O microbioma intestinal é um dos temas mais populares
da biologia; desempenha várias funções na saúde humana e está
relacionado com um grande conjunto de doenças e complicações médicas,
desde o autismo e a depressão, até à síndrome do intestino irritável e à
obesidade. Mas continuamos a saber pouco acerca destes passageiros
microbianos. Sabemos ainda menos sobre o que lhes acontece quando
morremos.
Os investigadores conseguiram estimar o momento da
morte, com uma margem de erro de três dias, a partir de cadáveres em
decomposição há quase dois meses.
Em agosto de 2014, a cientista forense Gulnaz Javan da Universidade
do Estado do Alabama, em Montgomery, juntamente com os seus colegas,
publicou o primeiro estudo sobre aquilo a que chamaram o
tanatomicrobioma (do grego, thánatos, que significa “morte”).
“Muitas
das amostras vêm de casos criminais”, diz Javan. “Quando alguém se
suicida, ou é assassinado, ou morre de uma overdose ou de um acidente
rodoviário, eu colho amostras de tecidos dos corpos. Há problemas
éticos, porque precisamos de consentimento.”
A maior parte dos
órgãos são desprovidos de micróbios quando estão vivos. Contudo, pouco
tempo depois da morte, o sistema imunitário deixa de funcionar,
deixando-os proliferar livremente pelo corpo. Habitualmente, isto começa
nos intestinos, no nó que se situa entre o intestino grosso e o
delgado. Se nada for feito em contrário, as bactérias começam a digerir
os intestinos — e depois os tecidos circundantes — de dentro para fora,
usando como fonte de alimento o cocktail químico que as células
danificadas deixam escapar. A seguir invadem os vasos capilares do
sistema digestivo e os gânglios linfáticos, espalhando-se primeiro para o
fígado e baço e depois para o coração e para o cérebro.
Javan e a
sua equipa recolheram amostras de fígado, baço, cérebro, coração e
sangue de 11 cadáveres, entre 20 e 240 horas após a morte. Usaram duas
tecnologias de ponta diferentes de sequenciação de ADN que, com recurso à
bioinformática, lhes permitiram analisar e comparar o conteúdo
bacteriológico de cada amostra.
As amostras recolhidas de órgãos diferentes do mesmo cadáver eram
muito semelhantes entre elas, mas muito diferentes daquelas que foram
tiradas dos mesmos órgãos mas de corpos diferentes. Isto pode dever-se,
em parte, a diferenças na composição do microbioma de cada cadáver, ou
pode ser causado por diferenças no tempo que passou, em cada caso, desde
a morte.

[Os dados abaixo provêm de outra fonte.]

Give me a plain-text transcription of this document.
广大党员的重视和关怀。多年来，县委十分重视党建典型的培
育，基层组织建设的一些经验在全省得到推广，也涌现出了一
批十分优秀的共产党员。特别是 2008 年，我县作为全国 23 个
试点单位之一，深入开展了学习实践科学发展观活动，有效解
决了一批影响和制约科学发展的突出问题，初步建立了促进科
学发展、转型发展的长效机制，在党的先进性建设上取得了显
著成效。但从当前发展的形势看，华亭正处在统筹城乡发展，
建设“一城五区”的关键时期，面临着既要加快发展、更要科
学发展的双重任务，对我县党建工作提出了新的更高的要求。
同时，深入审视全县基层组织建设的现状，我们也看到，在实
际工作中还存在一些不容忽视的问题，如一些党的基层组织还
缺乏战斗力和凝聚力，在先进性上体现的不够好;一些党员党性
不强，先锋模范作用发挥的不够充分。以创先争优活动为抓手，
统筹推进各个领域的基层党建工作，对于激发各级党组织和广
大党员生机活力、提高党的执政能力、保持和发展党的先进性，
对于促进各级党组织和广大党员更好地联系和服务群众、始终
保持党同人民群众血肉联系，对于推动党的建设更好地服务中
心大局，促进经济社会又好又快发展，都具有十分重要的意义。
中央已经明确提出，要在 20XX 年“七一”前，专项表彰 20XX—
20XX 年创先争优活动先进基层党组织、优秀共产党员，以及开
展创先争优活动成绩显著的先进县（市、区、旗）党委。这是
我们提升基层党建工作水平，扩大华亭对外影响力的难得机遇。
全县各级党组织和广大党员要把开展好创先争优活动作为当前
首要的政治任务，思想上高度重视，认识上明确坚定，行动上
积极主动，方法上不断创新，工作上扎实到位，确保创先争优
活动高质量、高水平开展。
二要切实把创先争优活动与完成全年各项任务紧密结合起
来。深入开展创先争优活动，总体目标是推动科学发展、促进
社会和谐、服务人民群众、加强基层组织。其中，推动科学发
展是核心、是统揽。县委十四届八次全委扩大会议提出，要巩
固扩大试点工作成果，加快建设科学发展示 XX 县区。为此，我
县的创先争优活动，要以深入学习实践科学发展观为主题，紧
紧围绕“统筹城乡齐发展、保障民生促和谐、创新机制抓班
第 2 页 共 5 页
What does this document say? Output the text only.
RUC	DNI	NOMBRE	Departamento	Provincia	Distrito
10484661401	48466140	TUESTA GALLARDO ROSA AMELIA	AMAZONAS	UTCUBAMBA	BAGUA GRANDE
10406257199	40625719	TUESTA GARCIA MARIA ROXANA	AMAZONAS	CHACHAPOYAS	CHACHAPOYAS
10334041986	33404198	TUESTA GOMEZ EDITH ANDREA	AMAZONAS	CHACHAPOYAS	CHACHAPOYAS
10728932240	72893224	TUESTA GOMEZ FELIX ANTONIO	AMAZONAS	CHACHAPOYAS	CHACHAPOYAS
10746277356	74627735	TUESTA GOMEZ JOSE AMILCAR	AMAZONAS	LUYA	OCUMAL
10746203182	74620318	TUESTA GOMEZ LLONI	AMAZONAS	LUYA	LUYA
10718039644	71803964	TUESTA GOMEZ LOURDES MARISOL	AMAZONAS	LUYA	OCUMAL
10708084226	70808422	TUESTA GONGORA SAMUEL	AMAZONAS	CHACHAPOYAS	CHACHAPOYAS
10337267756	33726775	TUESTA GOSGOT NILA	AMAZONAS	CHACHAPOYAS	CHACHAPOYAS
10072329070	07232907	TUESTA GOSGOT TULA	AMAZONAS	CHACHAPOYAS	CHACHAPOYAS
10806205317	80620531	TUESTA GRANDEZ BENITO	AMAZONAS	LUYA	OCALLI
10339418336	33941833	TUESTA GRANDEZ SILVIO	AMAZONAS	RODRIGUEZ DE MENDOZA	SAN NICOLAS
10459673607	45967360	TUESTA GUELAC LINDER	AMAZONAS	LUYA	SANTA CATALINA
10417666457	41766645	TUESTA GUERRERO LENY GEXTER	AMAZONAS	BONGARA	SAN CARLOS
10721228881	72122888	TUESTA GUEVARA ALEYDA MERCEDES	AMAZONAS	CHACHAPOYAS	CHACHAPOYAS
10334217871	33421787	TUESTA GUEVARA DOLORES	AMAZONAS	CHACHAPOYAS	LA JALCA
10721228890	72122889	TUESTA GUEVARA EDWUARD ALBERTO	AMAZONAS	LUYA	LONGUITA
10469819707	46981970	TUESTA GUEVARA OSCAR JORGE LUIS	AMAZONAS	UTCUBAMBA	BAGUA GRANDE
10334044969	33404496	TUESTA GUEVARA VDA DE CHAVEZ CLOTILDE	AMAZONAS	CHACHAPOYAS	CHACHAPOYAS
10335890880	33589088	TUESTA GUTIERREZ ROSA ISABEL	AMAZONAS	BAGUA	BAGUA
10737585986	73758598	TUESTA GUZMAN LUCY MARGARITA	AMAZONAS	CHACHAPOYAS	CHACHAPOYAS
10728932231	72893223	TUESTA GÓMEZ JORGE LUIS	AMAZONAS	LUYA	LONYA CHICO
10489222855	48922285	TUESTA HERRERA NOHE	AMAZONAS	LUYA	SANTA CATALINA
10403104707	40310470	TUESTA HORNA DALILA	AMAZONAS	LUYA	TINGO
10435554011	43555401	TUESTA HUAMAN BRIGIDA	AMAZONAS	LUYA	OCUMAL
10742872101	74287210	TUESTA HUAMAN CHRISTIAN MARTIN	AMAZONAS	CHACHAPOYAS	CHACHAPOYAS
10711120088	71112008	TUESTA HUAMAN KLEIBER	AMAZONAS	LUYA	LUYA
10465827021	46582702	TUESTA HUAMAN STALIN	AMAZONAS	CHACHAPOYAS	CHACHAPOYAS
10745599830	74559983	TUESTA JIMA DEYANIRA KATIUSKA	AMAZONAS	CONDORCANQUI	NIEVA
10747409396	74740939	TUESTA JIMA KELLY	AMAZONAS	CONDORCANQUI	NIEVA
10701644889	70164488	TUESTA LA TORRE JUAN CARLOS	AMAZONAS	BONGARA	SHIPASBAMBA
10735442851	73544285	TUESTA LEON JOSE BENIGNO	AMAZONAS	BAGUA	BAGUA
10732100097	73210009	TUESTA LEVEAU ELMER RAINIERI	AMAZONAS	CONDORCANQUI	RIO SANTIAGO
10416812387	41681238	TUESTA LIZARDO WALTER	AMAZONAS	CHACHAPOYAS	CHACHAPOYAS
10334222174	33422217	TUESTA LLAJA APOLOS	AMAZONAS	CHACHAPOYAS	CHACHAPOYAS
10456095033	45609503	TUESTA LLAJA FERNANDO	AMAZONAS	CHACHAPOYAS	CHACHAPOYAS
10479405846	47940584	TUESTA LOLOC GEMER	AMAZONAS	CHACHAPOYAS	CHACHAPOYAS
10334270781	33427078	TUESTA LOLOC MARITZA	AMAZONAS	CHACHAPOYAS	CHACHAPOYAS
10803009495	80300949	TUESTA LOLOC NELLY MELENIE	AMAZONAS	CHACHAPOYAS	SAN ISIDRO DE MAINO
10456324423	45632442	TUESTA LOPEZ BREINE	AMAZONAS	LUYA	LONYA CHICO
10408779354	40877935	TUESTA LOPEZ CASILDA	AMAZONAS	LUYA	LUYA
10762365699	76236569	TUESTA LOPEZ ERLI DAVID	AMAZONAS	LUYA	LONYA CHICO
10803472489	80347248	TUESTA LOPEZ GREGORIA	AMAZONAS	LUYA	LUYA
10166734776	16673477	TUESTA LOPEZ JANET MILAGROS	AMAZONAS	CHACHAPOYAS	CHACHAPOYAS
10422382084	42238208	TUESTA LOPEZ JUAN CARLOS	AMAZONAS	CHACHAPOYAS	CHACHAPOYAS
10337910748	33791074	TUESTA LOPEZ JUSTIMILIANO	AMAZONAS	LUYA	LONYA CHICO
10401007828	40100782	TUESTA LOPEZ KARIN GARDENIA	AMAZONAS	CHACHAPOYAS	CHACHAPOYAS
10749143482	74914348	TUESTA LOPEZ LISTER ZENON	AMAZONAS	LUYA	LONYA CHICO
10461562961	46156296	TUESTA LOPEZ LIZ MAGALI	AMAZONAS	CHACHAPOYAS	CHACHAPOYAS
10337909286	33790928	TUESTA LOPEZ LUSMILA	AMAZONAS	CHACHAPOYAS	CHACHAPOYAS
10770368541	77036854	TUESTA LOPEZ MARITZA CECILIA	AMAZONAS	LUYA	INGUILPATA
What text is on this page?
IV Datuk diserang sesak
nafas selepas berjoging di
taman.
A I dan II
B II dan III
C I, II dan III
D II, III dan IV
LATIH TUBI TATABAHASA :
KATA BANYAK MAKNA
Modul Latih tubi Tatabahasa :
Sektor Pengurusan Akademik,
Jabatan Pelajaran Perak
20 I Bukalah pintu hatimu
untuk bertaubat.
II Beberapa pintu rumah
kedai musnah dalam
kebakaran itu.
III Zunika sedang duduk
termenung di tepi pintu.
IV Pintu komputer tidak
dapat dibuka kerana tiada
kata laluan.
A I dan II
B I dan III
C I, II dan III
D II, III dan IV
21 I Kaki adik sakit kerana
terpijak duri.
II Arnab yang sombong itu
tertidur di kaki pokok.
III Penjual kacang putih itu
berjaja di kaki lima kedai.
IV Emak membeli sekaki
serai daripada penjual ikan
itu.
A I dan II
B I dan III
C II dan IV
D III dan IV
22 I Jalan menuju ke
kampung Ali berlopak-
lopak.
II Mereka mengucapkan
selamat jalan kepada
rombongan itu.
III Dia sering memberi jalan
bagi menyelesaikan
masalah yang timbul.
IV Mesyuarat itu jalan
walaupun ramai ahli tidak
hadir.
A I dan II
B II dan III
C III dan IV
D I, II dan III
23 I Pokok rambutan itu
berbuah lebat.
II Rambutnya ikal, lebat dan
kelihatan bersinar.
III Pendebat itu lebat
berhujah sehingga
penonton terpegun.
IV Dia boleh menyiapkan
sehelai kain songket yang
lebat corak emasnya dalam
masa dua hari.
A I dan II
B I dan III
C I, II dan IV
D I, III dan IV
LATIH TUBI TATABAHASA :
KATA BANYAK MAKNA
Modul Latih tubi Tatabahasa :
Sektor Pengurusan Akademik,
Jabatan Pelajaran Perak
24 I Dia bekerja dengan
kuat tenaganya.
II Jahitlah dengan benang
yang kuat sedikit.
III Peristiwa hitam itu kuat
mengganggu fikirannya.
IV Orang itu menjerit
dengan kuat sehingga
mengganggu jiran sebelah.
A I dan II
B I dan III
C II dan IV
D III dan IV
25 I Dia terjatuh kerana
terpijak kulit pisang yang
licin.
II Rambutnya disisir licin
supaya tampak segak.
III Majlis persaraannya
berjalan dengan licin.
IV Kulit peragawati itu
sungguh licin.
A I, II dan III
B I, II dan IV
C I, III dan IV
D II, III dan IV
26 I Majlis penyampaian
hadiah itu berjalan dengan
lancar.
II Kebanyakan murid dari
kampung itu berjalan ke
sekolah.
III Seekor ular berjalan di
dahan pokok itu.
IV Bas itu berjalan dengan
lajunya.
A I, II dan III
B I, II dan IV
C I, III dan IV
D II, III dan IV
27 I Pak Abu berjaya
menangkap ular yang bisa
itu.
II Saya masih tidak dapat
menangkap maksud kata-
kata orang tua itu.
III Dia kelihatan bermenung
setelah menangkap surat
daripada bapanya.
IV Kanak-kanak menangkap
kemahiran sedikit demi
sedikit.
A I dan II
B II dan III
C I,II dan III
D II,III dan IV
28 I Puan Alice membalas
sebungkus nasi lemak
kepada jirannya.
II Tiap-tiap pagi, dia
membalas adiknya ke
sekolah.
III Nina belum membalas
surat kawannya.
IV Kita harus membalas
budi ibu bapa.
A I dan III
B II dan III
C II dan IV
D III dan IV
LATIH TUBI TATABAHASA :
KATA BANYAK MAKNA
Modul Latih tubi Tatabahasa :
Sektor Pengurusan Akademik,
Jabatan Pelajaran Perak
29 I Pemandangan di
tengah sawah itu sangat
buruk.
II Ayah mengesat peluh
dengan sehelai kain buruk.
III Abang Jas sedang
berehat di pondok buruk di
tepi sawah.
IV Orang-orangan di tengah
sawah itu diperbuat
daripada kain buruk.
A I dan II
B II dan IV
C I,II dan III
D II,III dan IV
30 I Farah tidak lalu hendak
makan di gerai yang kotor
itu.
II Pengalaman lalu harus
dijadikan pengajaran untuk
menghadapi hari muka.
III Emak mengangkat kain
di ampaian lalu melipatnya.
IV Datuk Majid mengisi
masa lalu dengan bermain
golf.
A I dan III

Um estudo anterior sobre ratos em decomposição mostrou que,
embora o microbioma mude drasticamente depois da morte, essa mudança
acontece de forma consistente e mensurável. Os investigadores
conseguiram estimar o momento da morte, com uma margem de erro de três
dias, a partir de cadáveres em decomposição há quase dois meses.
O
estudo de Javan sugere que este “relógio microbial” poderá também
existir no corpo humano em decomposição. A cientista mostrou que as
bactérias chegavam ao fígado cerca de 20 horas depois da morte e que
demoravam, pelo menos, mais 58 a espalharem-se por todos os órgãos dos
quais foram recolhidas amostras. Ou seja, depois de morrermos, as
bactérias podem espalhar-se pelo nosso corpo de forma sistemática e o
tempo que as leva a infiltrar-se primeiro num órgão interno e depois
noutro, pode fornecer uma nova forma de estimar a quantidade de tempo
que decorreu desde o momento da morte.
“O nível de decomposição
varia, não só de indivíduo para indivíduo, mas difere também nos vários
órgãos do corpo”, diz Javan. “O baço, os intestinos, o estômago e o
útero grávido decompõem-se rapidamente, mas por outro lado, os rins, o
coração e os ossos sofrem um processo mais lento.” Em 2014, Javan e os
seus colegas asseguraram uma bolsa de 200 mil dólares (cerca de 180 mil
euros), da Fundação Norte Americana para a Ciência, para continuarem a
sua investigação. “Vamos fazer sequenciações e usar a bioinformática de
última geração para ver qual o melhor órgão para estimar [o momento da
morte] – isso ainda não é claro”, diz ela.
No entanto, uma coisa
que parece ser clara é que uma composição bacteriana diferente está
associada a estágios diferentes de decomposição.
Putrefação
Entre os pinheiros de Hutnsville, no Texas, encontram-se dispersos
meia dúzia de cadáveres humanos em vários estados de decomposição. Os
dois corpos mais recentemente colocados têm os braços e as pernas
esticados em forma de “X”, perto do centro do recinto, com muita da sua
pele solta de tons cinzento e azul ainda intacta, conseguindo ver-se as
caixas torácicas e os ossos pélvicos, entre a carne em lenta putrefação.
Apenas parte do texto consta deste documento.